Czy jesteśmy blisko?
Pierwszą rzeczą, o którą musimy zapytać, jest to, czy jesteśmy o krok od posiadania w pełni autonomicznych samochodów gotowych do produkcji. Wiadomości ostatnio nie są obiecujące. W październiku 2022 roku Ford i Volkswagen poinformowali, że zrezygnowali z projektu pojazdu samojezdnego o nazwie Argo AI. Nie tylko oni nie dotrzymali obietnic. Ford powiedział kiedyś, że do 2021 r. będzie miał w pełni autonomiczne samochody. W 2015 r. ctrp/index.html”target=”_blank”>Uber chciał wziąć udział w akcji i rozpoczął własny projekt, tylko po to, by sprzedać go w 2020 roku. General Motors (GM) przewidział masową produkcję tych samochodów do 2019 roku, co też nie nastąpiło.
Projekt Apple w tej dziedzinie, nazwany Titan, którego celem było stworzenie samochodu bez pedałów i kierownicy, został niedawno odłożony do 2026 roku. sumy pieniędzy trafiały do biznesu od 2016 r., więc wiadomości powaliły ich ceny akcji w dół. W listopadzie ubiegłego roku jedynym projektem w pełni autonomicznego pojazdu, który wciąż działał, był GM Cruise, z którego faktycznie korzystają kierowcy z San Francisco, ale tylko w nocy, gdy ruch jest niewielki.
Czy naprawdę ich potrzebujemy?
Jeśli to prawda, że technologia czeka na swoją eurekę, kiedy pojawi się komputerowa wersja ludzkiej intuicji, to być może jest to tylko kwestia przeczekania czasu. Ale nie wszyscy zgadzają się, że technologia byłaby dla nas dobra. „Wszyscy mówią, jak samochody bez kierowcy wyeliminują problematycznego człowieka z równania”, mówi profesor Ken Taylor z Uniwersytetu Stanforda. „Ale… czy sztuczna inteligencja rzeczywiście może zastąpić nasze zdolności jako agentów moralnych?” Rzeczywiście, perspektywa oddania ludzkiego życia w opiekę nad elektroniką otwiera etyczną puszkę robaków.
Jednym z problemów moralnych, które należy rozwiązać, jest względny priorytet, jaki należy nadać bezpieczeństwu pasażerów nad bezpieczeństwa pieszych, na które nie ma łatwej odpowiedzi. Kolejna kwestia dotyczy potencjalnie licznych utrata miejsc pracy, która może przyspieszyć, jeśli technologia się przyjmie. Na przykład w USA pracuje około 3,5 miliona kierowców ciężarówek. Inna profesor ze Stanford, Margaret Levi, sugeruje, że „Potrzebujemy socjologów i etyków w zespołach projektowych od samego początku”.
Motoryzacja do przodu
Autonomiczne pojazdy są nadal „jednym z największych i najważniejszych przedsięwzięć Nvidii”, jak sama mówi firma. Nvidia, która produkuje zarówno oprogramowanie, jak i sprzęt, stworzyła plan rozwoju tego rodzaju samochodów w postaci architektury Hyperion. W kwietniu twierdzili, że dokonali przełomu w zakresie zabezpieczeń swojej technologii.

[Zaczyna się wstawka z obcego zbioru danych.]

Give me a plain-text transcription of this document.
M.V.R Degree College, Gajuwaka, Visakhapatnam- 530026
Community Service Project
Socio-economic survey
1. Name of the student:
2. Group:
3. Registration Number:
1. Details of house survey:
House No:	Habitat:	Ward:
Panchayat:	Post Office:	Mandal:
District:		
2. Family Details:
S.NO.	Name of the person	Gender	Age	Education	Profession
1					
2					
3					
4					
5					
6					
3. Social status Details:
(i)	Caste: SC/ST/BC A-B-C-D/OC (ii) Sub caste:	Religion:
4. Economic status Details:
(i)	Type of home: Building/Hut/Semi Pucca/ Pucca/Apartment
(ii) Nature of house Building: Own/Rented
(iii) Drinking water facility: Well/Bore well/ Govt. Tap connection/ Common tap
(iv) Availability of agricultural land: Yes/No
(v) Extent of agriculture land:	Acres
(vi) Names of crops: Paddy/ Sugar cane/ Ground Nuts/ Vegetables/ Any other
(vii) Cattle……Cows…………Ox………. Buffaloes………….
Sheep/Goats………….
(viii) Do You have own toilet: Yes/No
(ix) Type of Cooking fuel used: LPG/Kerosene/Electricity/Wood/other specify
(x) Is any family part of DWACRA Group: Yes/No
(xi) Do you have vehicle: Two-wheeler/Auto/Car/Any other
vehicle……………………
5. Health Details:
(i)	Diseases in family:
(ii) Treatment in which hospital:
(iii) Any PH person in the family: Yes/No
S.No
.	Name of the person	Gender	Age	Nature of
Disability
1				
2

Kolejną firmą z duchem walki jest Intel Corp, który w swoim projekcie wykorzystuje technologię Mobileye Global Inc. W styczniu 2023 roku powiedzieli, że nadal spodziewają się zgarnąć ponad 17 miliardów dolarów przychodów ze swoich wysiłków przed 2030 rokiem. Intel kupił Mobileye w 2017 roku.

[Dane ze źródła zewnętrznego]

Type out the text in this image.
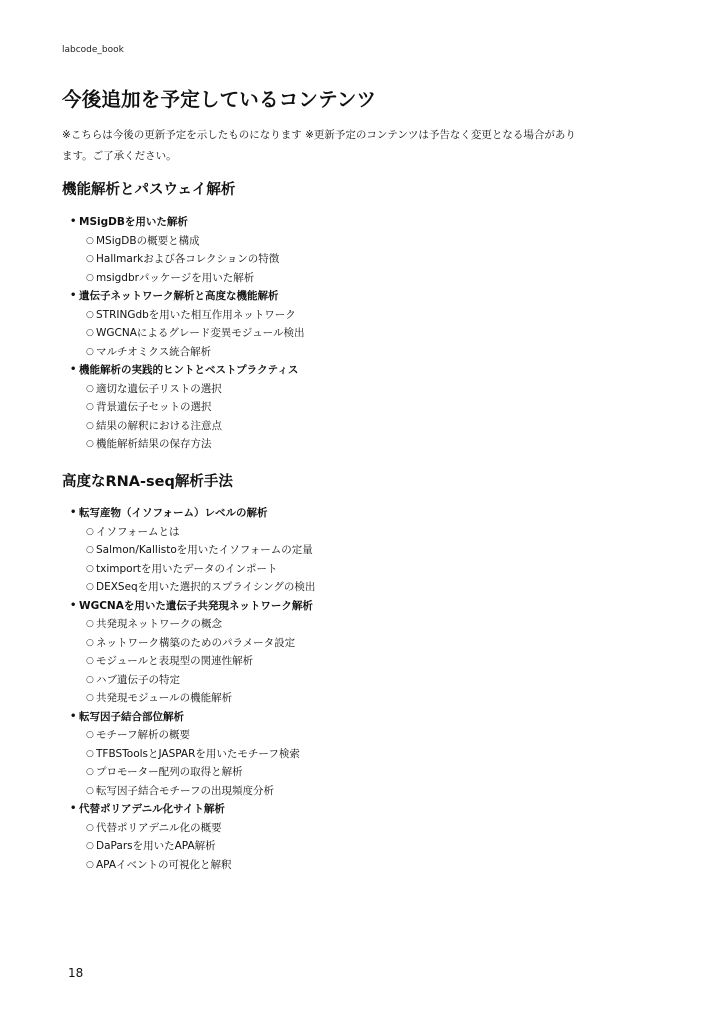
labcode_book
今後追加を予定しているコンテンツ

※こちらは今後の更新予定を示したものになります ※更新予定のコンテンツは予告なく変更となる場合があり
ます。ご了承ください。

機能解析とパスウェイ解析
• MSigDBを用いた解析
○ MSigDBの概要と構成
○ Hallmarkおよび各コレクションの特徴
○ msigdbrパッケージを用いた解析
• 遺伝子ネットワーク解析と高度な機能解析
○ STRINGdbを用いた相互作用ネットワーク
○ WGCNAによるグレード変異モジュール検出
○ マルチオミクス統合解析
• 機能解析の実践的ヒントとベストプラクティス
○ 適切な遺伝子リストの選択
○ 背景遺伝子セットの選択
○ 結果の解釈における注意点
○ 機能解析結果の保存方法
高度なRNA-seq解析手法
• 転写産物（イソフォーム）レベルの解析
○ イソフォームとは
○ Salmon/Kallistoを用いたイソフォームの定量
○ tximportを用いたデータのインポート
○ DEXSeqを用いた選択的スプライシングの検出
• WGCNAを用いた遺伝子共発現ネットワーク解析
○ 共発現ネットワークの概念
○ ネットワーク構築のためのパラメータ設定
○ モジュールと表現型の関連性解析
○ ハブ遺伝子の特定
○ 共発現モジュールの機能解析
• 転写因子結合部位解析
○ モチーフ解析の概要
○ TFBSToolsとJASPARを用いたモチーフ検索
○ プロモーター配列の取得と解析
○ 転写因子結合モチーフの出現頻度分析
• 代替ポリアデニル化サイト解析
○ 代替ポリアデニル化の概要
○ DaParsを用いたAPA解析
○ APAイベントの可視化と解釈
18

Wracając do naszego pierwotnego pytania, czy my, ludzie, powinniśmy oczekiwać zostać wyrzucony z siedzenia kierowcy, odpowiedź brzmi w tej chwili nie. Zbyt wielu producentów samochodów podniosło ostatnio rękę do tworzenia samojezdnych samochodów. „Myślę, że w dłuższej perspektywie będziemy mieć pojazdy autonomiczne”, zauważa Mike Ramsey z firmy Gartner. „Ale będziemy starzy”.
Obecnie możemy cieszyć się technologią wspomagania kierowcy oferowaną przez firmy takie jak Tesla, ale także wypatrywać przełomu technologicznego obiecanego przez niektórych z branży. Wszelkie istotne wiadomości w tym zakresie prawdopodobnie wpłyną na ceny akcji odpowiednich producentów samochodów, więc bądź na bieżąco, gdy handlujesz cenami akcji Tesli, Forda lub Nvidii jako kontraktami CFD w handlu online.